Is there a way to get the machine name as ant property, for both Linux and Windows OS.

<exec executable="hostname" outputproperty="computer.hostname"/>

will work on linux and windows

  • I think this is more reliable. Back when we were using COMPUTERNAME, on SOME machines the casing of the value did not match the casing of the name of the machine. 'hostname' has so far always matched.
    – fnCzar
    Aug 28 '10 at 19:10
  • 1
    +1. I tried the accepted answer and it failed. This one worked great. Thanks! Feb 5 '11 at 0:48

On Windows the hostname is in the environment variable "COMPUTERNAME", on Linux the environment variable is "HOSTNAME". Because ant properties are immutable something like the following should work:

<property environment="env"/>
<property name="env.HOSTNAME" value="${env.COMPUTERNAME}"/>
<echo message="hostname = ${env.HOSTNAME}"/>

i.e. import the environment as properties prefixed with env. Then set env.HOSTNAME to be the value of env.COMPUTERNAME unless env.HOSTNAME is already set in which case the 2nd line will have no effect. After that use env.HOSTNAME where the hostname is required.

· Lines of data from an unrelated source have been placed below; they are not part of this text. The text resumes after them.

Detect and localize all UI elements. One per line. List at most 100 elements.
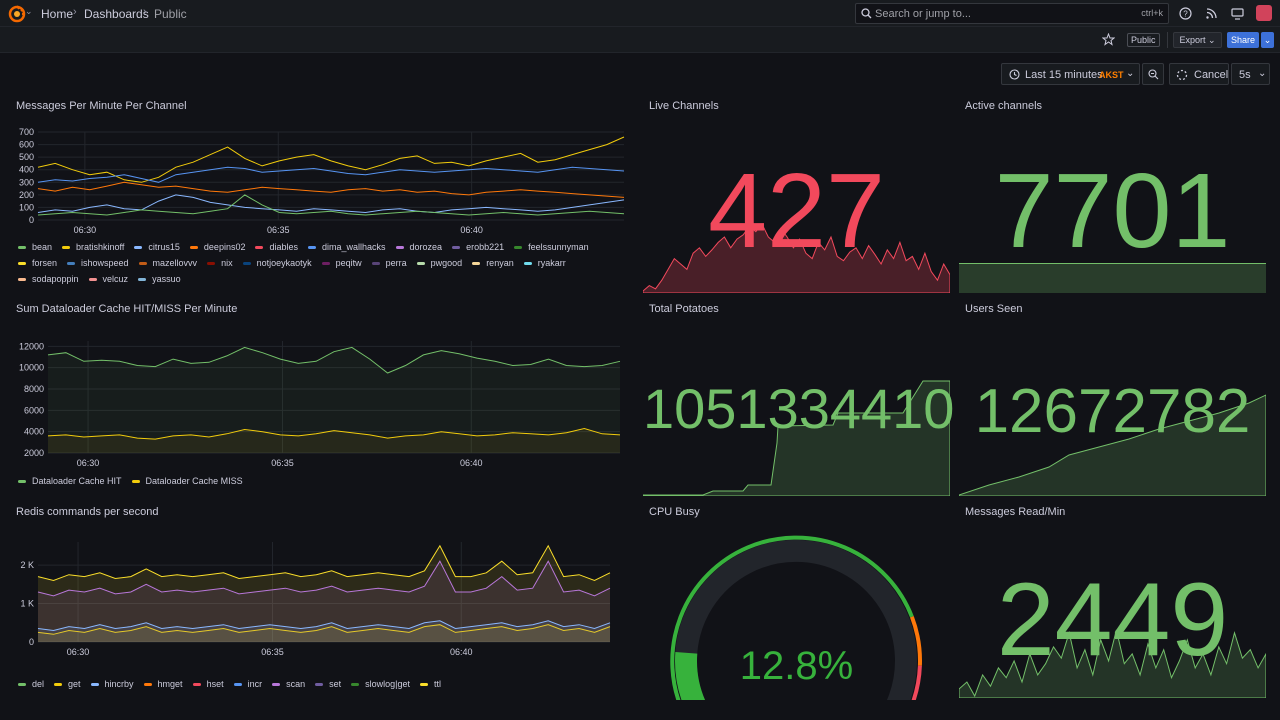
legend-item[interactable]: velcuz — [88, 271, 128, 287]
share-dropdown-button[interactable]: ⌄ — [1261, 32, 1274, 48]
legend-item[interactable]: incr — [233, 676, 263, 692]
legend-item[interactable]: pwgood — [416, 255, 462, 271]
redis-chart[interactable]: 0 1 K 2 K 06:30 06:35 06:40 — [0, 534, 640, 664]
legend-item[interactable]: nix — [207, 255, 233, 271]
sparkline — [959, 263, 1266, 293]
x-tick-label: 06:35 — [261, 647, 284, 657]
x-tick-label: 06:30 — [74, 225, 97, 235]
legend-item[interactable]: diables — [255, 239, 298, 255]
legend-swatch — [54, 683, 63, 687]
legend-label: slowlog|get — [365, 679, 410, 689]
legend-item[interactable]: slowlog|get — [351, 676, 410, 692]
panel-total-potatoes: Total Potatoes 1051334410 — [643, 303, 955, 496]
legend-item[interactable]: hset — [192, 676, 224, 692]
legend-item[interactable]: Dataloader Cache MISS — [131, 473, 243, 489]
legend-item[interactable]: Dataloader Cache HIT — [18, 473, 122, 489]
grafana-logo-icon[interactable] — [8, 5, 26, 23]
legend-item[interactable]: dorozea — [395, 239, 442, 255]
legend-item[interactable]: ryakarr — [523, 255, 566, 271]
star-icon[interactable] — [1102, 33, 1115, 46]
stat-value: 7701 — [994, 152, 1231, 270]
cancel-refresh-button[interactable]: Cancel — [1169, 63, 1229, 85]
legend-item[interactable]: hincrby — [90, 676, 134, 692]
time-range-picker[interactable]: Last 15 minutes AKST ⌄ — [1001, 63, 1140, 85]
legend-item[interactable]: notjoeykaotyk — [242, 255, 312, 271]
search-bar[interactable]: Search or jump to... ctrl+k — [855, 3, 1169, 24]
legend-item[interactable]: forsen — [18, 255, 57, 271]
legend-item[interactable]: feelssunnyman — [514, 239, 589, 255]
series-area — [38, 545, 610, 642]
legend-item[interactable]: ishowspeed — [67, 255, 129, 271]
legend-item[interactable]: dima_wallhacks — [308, 239, 386, 255]
series-line-Dataloader-Cache-HIT[interactable] — [47, 346, 621, 374]
legend-swatch — [189, 246, 198, 250]
legend-item[interactable]: erobb221 — [452, 239, 504, 255]
legend-item[interactable]: ttl — [420, 676, 441, 692]
legend-item[interactable]: hmget — [143, 676, 183, 692]
panel-title: Total Potatoes — [649, 303, 719, 315]
series-line-citrus15[interactable] — [37, 194, 625, 214]
export-button[interactable]: Export ⌄ — [1173, 32, 1222, 48]
chevron-right-icon: › — [73, 6, 77, 18]
panel-title: Redis commands per second — [16, 506, 159, 518]
zoom-out-button[interactable] — [1142, 63, 1164, 85]
legend-label: forsen — [32, 258, 58, 268]
chevron-down-icon: ⌄ — [1207, 35, 1216, 45]
help-icon[interactable]: ? — [1178, 6, 1193, 21]
legend-item[interactable]: set — [315, 676, 341, 692]
breadcrumb-home[interactable]: Home — [41, 7, 74, 21]
y-tick-label: 200 — [19, 190, 34, 200]
legend-label: feelssunnyman — [528, 242, 589, 252]
legend-item[interactable]: peqitw — [321, 255, 362, 271]
rss-icon[interactable] — [1204, 6, 1219, 21]
panel-title: Users Seen — [965, 303, 1023, 315]
messages-per-minute-chart[interactable]: 0 100 200 300 400 500 600 700 06:30 06:35 06:40 — [0, 120, 640, 240]
chevron-down-icon: ⌄ — [1258, 68, 1267, 79]
legend-swatch — [351, 683, 360, 687]
panel-redis: Redis commands per second 0 1 K 2 K 06:30 06… — [0, 506, 640, 700]
chevron-right-icon: › — [143, 6, 147, 18]
legend-item[interactable]: renyan — [472, 255, 514, 271]
legend-swatch — [523, 262, 532, 266]
refresh-interval-picker[interactable]: 5s ⌄ — [1231, 63, 1270, 85]
legend-swatch — [88, 278, 97, 282]
stat-value: 1051334410 — [643, 377, 955, 440]
monitor-icon[interactable] — [1230, 6, 1245, 21]
legend-item[interactable]: bratishkinoff — [62, 239, 124, 255]
legend-label: bean — [32, 242, 53, 252]
share-button[interactable]: Share — [1227, 32, 1259, 48]
cancel-label: Cancel — [1194, 69, 1229, 81]
panel-live-channels: Live Channels 427 — [643, 100, 950, 293]
series-line-get[interactable] — [37, 624, 611, 635]
breadcrumb-dashboards[interactable]: Dashboards — [84, 7, 149, 21]
chart-legend: bean bratishkinoff citrus15 deepins02 diable… — [18, 239, 618, 287]
legend-item[interactable]: mazellovvv — [138, 255, 197, 271]
chevron-down-icon[interactable]: ⌄ — [25, 6, 33, 16]
legend-item[interactable]: scan — [272, 676, 305, 692]
legend-swatch — [18, 480, 26, 484]
series-line-Dataloader-Cache-MISS[interactable] — [47, 427, 621, 440]
legend-item[interactable]: citrus15 — [134, 239, 180, 255]
legend-item[interactable]: deepins02 — [189, 239, 245, 255]
y-tick-label: 600 — [19, 140, 34, 150]
series-line-ttl[interactable] — [37, 544, 611, 582]
user-avatar[interactable] — [1256, 5, 1272, 21]
legend-item[interactable]: del — [18, 676, 44, 692]
series-line-deepins02[interactable] — [37, 181, 625, 198]
legend-label: incr — [247, 679, 263, 689]
series-line-bean[interactable] — [37, 194, 625, 216]
y-tick-label: 0 — [29, 637, 34, 647]
legend-item[interactable]: yassuo — [138, 271, 181, 287]
legend-item[interactable]: sodapoppin — [18, 271, 79, 287]
series-line-hincrby[interactable] — [37, 620, 611, 632]
series-line-bratishkinoff[interactable] — [37, 136, 625, 183]
legend-swatch — [514, 246, 523, 250]
legend-label: Dataloader Cache MISS — [145, 476, 243, 486]
time-range-label: Last 15 minutes — [1025, 69, 1103, 81]
legend-item[interactable]: perra — [371, 255, 407, 271]
legend-item[interactable]: bean — [18, 239, 52, 255]
series-line-scan[interactable] — [37, 560, 611, 597]
legend-item[interactable]: get — [54, 676, 81, 692]
dataloader-chart[interactable]: 2000 4000 6000 8000 10000 12000 06:30 06:35 06:4… — [0, 331, 640, 473]
series-line-dima-wallhacks[interactable] — [37, 166, 625, 183]
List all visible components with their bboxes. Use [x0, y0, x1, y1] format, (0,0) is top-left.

The correct way to find the local machine's hostname is by using Ant's HostInfo task. This will work across all platforms and is natively supported by Ant.

<hostinfo prefix="host." />
<echo message="My hostname is '${host.NAME}'" />
  • 2
    It looks like this should be the "right" answer, but when I use this (at least, on my Debian Sid system), ${host.NAME} is set to localhost. Running hostname as per Rebse's answer returns the actual host name I want. Sep 27 '13 at 9:07

Copy the value for Unix into the Windows version. Then you can use ${env.COMPUTERNAME}.

<property name="env.COMPUTERNAME" value="${env.HOSTNAME}"/>

You can use the environment variables $HOSTNAME (UNIX) and %COMPUTERNAME% (Windows) for this. You can check to see if the environment variable HOSTNAME has been defined and, if not, you can then use the environment variable COMPUTERNAME, assuming it is defined. As a fallback, you can use "unknown".


I would write a custom Ant task.

Once you start writing you own tasks you will find that Ant gets a lot more fun and easy to use. You don't need strange solutions that are hard to understand.